Qual è stato il segreto per superare le audizioni?
Di me credo sia stata apprezzata una certa precisione dell’esecuzione, ma forse anche la comunicatività dell’interpretazione del pezzo che avevo scelto. Per l’Euyo è importante una certa espansività. Quando io suono cerco sempre di raccontare qualcosa al pubblico, vorrei regalare un messaggio.
In orchestra è più difficile e lo sforzo è di amalgamarsi nell’insieme, ma è affascinante vedere come con il contributo di ognuno si ottiene un risultato magnifico. Quando si suonano sinfonie come la IV di Bruckner o la X di Šostakovič con un organico enorme, il pubblico non riconosce i componenti, ma il risultato finale è incredibile e se mancano anche solo due o tre elementi, è diverso.
Perché sono migliaia i giovani musicisti che fanno domanda per entrare in questa orchestra?
È sempre importante inserire nel proprio curriculum la partecipazione a un’orchestra giovanile come l’Euyo o la Gustav Mahler Jugendorchester, le due orchestre giovanili di riferimento in Europa. È un’esperienza che è parte integrante della formazione di ogni musicista.
C’è un valore aggiunto nell’Euyo?
L’Euyo vuole creare un ambiente in cui contano molto i rapporti umani tra musicisti, non solo per fare musica di alto livello ma per crescere insieme, venendo in contatto con persone di altri Paesi e con i luoghi in cui si suona. Per esempio, nel nostro tour primaverile siamo stati in Oman, nella Royal opera House di Muscat ed è stato incredibile! La cosa bella dell’Euyo è che gli organizzatori e i musicisti che ci preparano danno molta importanza al valore umano. Quest’anno ad esempio hanno pensato il progetto “Orchestra in città”, per la città di Ferrara dove siamo stati una ventina di giorni per le prove prima del tour primaverile. Piccoli ensemble che facevano parte dell’orchestra hanno suonato per scuole, asili, case di riposo. È una caratteristica di quest’orchestra dare importanza al valore della musica e all’umanità della musica, mentre altre sono più focalizzate sulla professionalità. Gli organizzatori hanno sempre cura di lasciarci almeno mezza giornata libera per visitare le città in cui suoniamo e questo è interessante ed è anche un modo per stringere i legami tra gli orchestrali.
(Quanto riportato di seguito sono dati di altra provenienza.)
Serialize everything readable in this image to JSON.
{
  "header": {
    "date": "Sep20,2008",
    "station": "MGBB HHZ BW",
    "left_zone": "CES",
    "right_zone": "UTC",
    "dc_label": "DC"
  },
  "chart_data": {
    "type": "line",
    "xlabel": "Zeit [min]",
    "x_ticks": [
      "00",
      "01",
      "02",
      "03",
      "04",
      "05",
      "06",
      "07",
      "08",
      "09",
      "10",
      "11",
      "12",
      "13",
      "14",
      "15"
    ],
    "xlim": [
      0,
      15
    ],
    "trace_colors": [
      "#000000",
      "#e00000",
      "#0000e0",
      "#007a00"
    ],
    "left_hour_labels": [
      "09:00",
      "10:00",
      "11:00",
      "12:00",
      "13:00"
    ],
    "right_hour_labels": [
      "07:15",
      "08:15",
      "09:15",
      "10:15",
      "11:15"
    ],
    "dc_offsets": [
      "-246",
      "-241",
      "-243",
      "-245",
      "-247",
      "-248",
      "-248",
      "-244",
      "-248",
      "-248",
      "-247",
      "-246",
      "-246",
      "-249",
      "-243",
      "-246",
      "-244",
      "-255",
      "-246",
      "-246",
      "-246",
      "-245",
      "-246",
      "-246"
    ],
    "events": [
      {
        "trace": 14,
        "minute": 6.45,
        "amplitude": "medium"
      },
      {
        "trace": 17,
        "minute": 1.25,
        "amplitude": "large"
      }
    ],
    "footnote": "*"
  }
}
Quale impegno comporta concretamente?
Quest’anno, come quasi ogni anno, ci sono due tournée. La prima è stata dal 24 marzo al 25 aprile: venti giorni a Ferrara per la preparazione, con concerti a Ferrara, Milano, Udine e Reggio Emilia. Poi siamo partiti per l’Oman, quindi abbiamo suonato in Austria, ci siamo spostati in Lussemburgo e l’ultima tappa è stata in Germania. Il tour estivo, di sei settimane, sarà invece dall’8 di luglio al 19 agosto: prepareremo i concerti in Austria, a Grafenegg, vicino a Vienna e poi suoneremo a Vienna, Praga, Berlino, Bolzano, Amsterdam e Amburgo. Accanto ai tour ci sono progetti minori a cui non partecipa tutta l’orchestra.
Cosa significa studiare, suonare, viaggiare con persone di altri Paesi europei?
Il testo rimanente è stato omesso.